Over the last year, I’ve told close friends that I believe that a class war is brewing in America. The anger and frustration in many Americans is very real, especially in light of the economic disparities that seem to be growing day by day. The passion and emotional energy in this year’s presidential election confirms this; many Americans are demanding change. But my initial thoughts were that the class war would be 20 years in the making. Perhaps I’m wrong; we could be in the midst of it already.
Unlike the political pundits on TV, I cannot offer any answers to this dilemma.
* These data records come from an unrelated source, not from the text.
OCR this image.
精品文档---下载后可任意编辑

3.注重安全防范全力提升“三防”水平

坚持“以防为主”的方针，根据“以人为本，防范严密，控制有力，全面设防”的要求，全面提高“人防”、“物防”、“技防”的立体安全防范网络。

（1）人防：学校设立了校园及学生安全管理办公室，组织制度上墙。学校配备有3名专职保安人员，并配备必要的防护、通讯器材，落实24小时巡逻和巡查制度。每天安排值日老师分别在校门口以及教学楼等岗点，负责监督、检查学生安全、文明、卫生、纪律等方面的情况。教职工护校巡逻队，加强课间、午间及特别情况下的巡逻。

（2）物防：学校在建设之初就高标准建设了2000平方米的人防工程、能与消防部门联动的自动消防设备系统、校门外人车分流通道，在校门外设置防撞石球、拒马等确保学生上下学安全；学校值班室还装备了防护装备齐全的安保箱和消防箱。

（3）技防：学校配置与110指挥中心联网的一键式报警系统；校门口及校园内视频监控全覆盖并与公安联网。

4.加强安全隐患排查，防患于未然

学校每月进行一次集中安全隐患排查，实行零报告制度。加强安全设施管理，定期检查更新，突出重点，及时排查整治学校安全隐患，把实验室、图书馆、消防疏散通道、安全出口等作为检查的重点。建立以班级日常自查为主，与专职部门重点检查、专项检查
I don’t know how to curb violence, nor do I know how to solve the police brutality issue. I count police officers and military members as friends. I know their jobs are not easy. I understand why they wear bulletproof clothing to work. I cannot step into their shoes, just like I cannot walk in the paths of the victims. This is not about #BlackLivesMatter, nor it is about #BlueLivesMatter. The hashtags should simply be #LivesMatter and #stoptheviolence
We cannot hide from this truth: we are living in a violent time in our nation. The possibilities of violence can happen anywhere at any time, whether it originate from terrorists from abroad or other Americans; any of us can be the next victims.
Waves of emotions are rocking me now in this early morning. I am confused, I am angry, I am sad. But I refuse to be paralyzed by these emotions. And I won’t be shy in sharing my thoughts and trepidations about these recent events. Fear and isolation will only grow the anxiety; instead, we should be honest with ourselves AND with our community. We should talk about this with our close friends and family members. Yes, these are difficult conversations, but these are difficult times and trying circumstances. We are no longer children, hoping to wake up so the nightmare ends. If we are to attempt to stem the tide of violence, we need to engage this head on.
And when you talk to your friends and family about this, tell them that you love them. Don’t text or message them. Tell them in person, or at least over the phone; hear their voice and see their face. I know I don’t do that enough, either.